- It's harder to qualify for a "jumbo" loan because lenders generally can't sell them in the secondary market and therefore must retain the risk.
- Consumers are likely to encounter stricter credit score requirements than they would have at the start of 2020, as well as a larger minimum down payment and higher cash reserves.
- In comparison to the market for so-called conforming loans, you might find more of an interest rate difference among various lenders, so it pays to shop around for the best terms.
There's one part of the mortgage world that's harder for some would-be home buyers to access: Jumbo loans.
While there are signs that lenders may be easing their requirements for these larger mortgages, the squeeze that started when the coronavirus pandemic hit the U.S. economy in March has continued, experts say. For consumers, it means more roadblocks to buying a pricey home or refinancing a big mortgage.
"It is truly a problem in the real estate market," said Al Bingham, a mortgage loan officer with Momentum Loans in Sandy, Utah.
By definition, jumbo mortgages — also called "non-conforming" loans — do not conform to lending limits imposed by the government for mortgages backed by Freddie Mac and Fannie Mae. In most places, that ceiling is $510,400 (for 2020). In some spots — Alaska, Hawaii, Guam and the U.S. Virgin Islands — the cap is $765,600.
However, in high-cost areas, it's not hard to exceed that amount. For example, the median price for a home in San Francisco is about $1.3 million, according to real estate site Zillow. That compares to the national average home value of roughly $248,800.
Pre-coronavirus, the jumbo mortgage market relied on investors (often banks) to purchase the loans they originated. In the face of economic uncertainty and continuing high numbers of new unemployment claims — which means it's trickier to predict who won't default on a loan — that secondary market has largely dried up.
"There are fewer investors interested in buying those loans," said Mike Fratantoni, chief economist at the Mortgage Bankers Association.
This investor pullback means lenders now often must keep these mortgages in their own portfolio — and retain the risk.
"There are a lot of competing demands for bank portfolios," Fratantoni said. "Households have maxed out their lines of credit, there's the [Paycheck Protection Program] … and banks have less space for jumbo loans."
For consumers who would need one of these mortgages, whether for a refinance or a home purchase, it's likely they'll see higher credit score requirements than they would have at the start of 2020, as well as a larger minimum down payment and higher cash reserves.
These loans also tend to require more due diligence on the part of the lender, which means borrowers have to produce things like bank statements, tax returns or other evidence proving their ability to repay.
The average rate for a 30-year fixed-rate jumbo mortgage was 3.52% as of July 3, down slightly from 3.59% a week earlier, according to data from the Mortgage Bankers Association. Points paid — each point equals 1% of the loan — increased to 0.36 from 0.31.
By comparison, conforming loans came with an average rate of 3.26%, down from 3.29%, with points decreasing to 0.35 from 0.36.
Be aware that you might see bigger differences in jumbo loan terms from lender to lender than you would with Fannie and Freddie-backed mortgages.
"On the conforming side of the market, competition is so fierce and there are so many lenders involved that you don't see a lot of dispersion of rates across lenders," Fratantoni said.

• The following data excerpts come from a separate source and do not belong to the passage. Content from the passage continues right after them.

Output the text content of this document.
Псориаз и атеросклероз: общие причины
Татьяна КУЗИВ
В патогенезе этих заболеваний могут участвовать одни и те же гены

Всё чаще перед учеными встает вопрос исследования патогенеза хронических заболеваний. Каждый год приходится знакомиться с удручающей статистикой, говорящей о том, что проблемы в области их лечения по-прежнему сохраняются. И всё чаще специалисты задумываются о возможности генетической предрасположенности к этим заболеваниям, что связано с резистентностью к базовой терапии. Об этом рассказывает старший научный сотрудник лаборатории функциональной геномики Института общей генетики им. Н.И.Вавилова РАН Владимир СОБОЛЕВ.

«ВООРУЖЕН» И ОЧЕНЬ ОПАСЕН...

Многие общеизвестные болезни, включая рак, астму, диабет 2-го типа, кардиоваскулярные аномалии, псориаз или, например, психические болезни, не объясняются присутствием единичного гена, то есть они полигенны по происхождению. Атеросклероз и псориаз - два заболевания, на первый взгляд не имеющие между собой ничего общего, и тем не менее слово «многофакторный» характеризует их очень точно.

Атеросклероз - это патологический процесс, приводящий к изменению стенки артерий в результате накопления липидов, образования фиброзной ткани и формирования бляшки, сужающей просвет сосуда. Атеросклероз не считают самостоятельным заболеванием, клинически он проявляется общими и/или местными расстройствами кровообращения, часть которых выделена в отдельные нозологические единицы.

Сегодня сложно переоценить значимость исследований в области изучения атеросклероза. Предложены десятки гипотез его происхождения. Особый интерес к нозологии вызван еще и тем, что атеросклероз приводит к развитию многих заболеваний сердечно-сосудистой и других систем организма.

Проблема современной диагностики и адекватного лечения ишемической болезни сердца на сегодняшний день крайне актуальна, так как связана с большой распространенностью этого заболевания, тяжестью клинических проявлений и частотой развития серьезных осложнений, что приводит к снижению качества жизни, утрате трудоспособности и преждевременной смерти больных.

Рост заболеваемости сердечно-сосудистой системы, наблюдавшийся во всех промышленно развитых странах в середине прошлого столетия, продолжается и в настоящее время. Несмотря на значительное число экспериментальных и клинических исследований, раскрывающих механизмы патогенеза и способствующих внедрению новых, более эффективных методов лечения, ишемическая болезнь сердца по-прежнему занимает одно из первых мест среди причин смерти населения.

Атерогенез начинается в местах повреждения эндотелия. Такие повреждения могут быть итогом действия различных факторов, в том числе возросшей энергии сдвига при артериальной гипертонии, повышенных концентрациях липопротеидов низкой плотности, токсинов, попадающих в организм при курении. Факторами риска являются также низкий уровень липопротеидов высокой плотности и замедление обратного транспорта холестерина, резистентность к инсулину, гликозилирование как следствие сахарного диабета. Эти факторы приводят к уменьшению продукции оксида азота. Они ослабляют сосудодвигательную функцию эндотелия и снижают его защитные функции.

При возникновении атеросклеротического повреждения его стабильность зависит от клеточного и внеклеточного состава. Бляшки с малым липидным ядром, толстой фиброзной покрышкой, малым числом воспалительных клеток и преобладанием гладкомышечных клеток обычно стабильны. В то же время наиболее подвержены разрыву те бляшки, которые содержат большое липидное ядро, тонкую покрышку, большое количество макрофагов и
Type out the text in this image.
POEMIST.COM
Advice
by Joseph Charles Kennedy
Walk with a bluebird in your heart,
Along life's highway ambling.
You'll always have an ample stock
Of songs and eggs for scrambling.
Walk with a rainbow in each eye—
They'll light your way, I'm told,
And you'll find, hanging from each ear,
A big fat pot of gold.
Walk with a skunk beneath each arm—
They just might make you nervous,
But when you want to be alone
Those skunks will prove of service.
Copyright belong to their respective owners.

In contrast, he said he's seen a quarter- to a half-percentage point difference "for essentially the same loan across lenders" in the jumbo market.
"That's an enormous difference for jumbos," he said.
While it may be harder to qualify for a jumbo loan than it was just months ago regardless of where you apply, at least one major lender has eased its jumbo refinance requirements for existing customers after tightening them several months ago: If you hold assets — regardless of the amount — with Wells Fargo, you can pursue a jumbo refinance there. It also applies to current mortgage customers and those who have home equity line of credit through the bank.
This is a change from a temporary requirement imposed in early April that customers have at least $250,000 in assets at Wells Fargo to be eligible for its jumbo refinancing program.
The bank's shift, however, does not apply to non-customers. If you want to refinance a jumbo mortgage at Wells Fargo, you'd need to transfer $1 million or more in assets to the bank.
That doesn't apply to purchases. Non-customers may be eligible for other mortgage loan products beyond jumbo refinances without having to move assets there, said a Wells Fargo spokesman.
As for how to find jumbo loans, you can do your research or go through a mortgage broker, who typically has access to a variety of available programs.
"I advocate both," Fratantoni said. "Do your own homework, but if there's a broker you work with ... they might be good at identifying [options] you might not see."